In its “strategic rationale” explaining the deal, slide 15 of Microsoft’s presentation makes the case that the foundation for Windows PCs begins with Windows Phone, and pushes forward something of a domino effect toward platform dominance. Microsoft’s focus hasn’t shifted away from its “devices and services” message, but the balance of the company’s mantra seems to have tilted toward prioritizing hardware over software.

”Windows: 300M+ devices a year,” the slide notes. “Success in phone is important to success in tablets. Success in tablets will help PCs.” Elsewhere on the page, Microsoft notes that “high value experiences light up on great devices”.

”We will take additional steps to promote the app ecosytem for Windows,” the deck adds.

Slide 15 of Microsoft’s presentation to investors suggests the company is looking to juice all hardware sales with phone buzz.

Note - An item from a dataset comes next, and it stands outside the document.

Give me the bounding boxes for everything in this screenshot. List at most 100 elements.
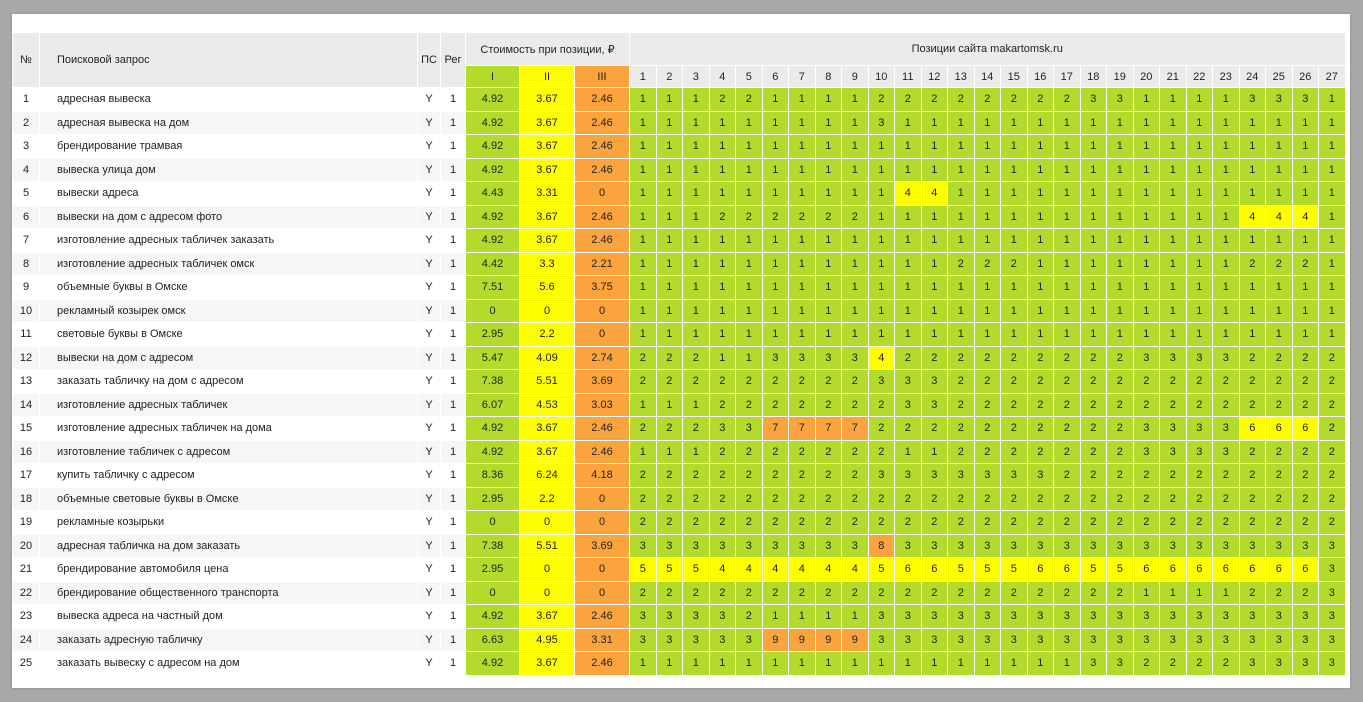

It firmly cements a drift away from Microsoft’s historical PC-centric focus. But Microsoft’s no stranger to realpolitik: If the market’s moving in the direction of the smartphone and tablet, Microsoft will follow.

The slide deck will apparently be used as the basis for Microsoft’s conference call with Wall Street analysts Tuesday morning, when Microsoft will explain how the Nokia acquisition will fit in with its current strategy.

In July, Microsoft chief executive Steve Ballmer reorganized the company, flattening the company’s organizational structure and pushing technologies, not products, across Microsoft. What Ballmer and Microsoft clearly hope to do is continue that trend, and make the Windows Phone platform the focus of the Nokia deal, not the Lumia hardware. If hardware partners buy that argument, then Microsoft will have won a key battle of perception.

But that’s a long shot. Microsoft will have its work cut out to convince companies like HTC that they still have a place at the Windows Phone table. The smart money says that Microsoft may not bother: According to AdDuplex, Nokia’s phones represent under 10 percent of all Windows Phone ad traffic, and they’re declining. Nokia owns 85 percent of the Windows Phone market, and its own share is heading up.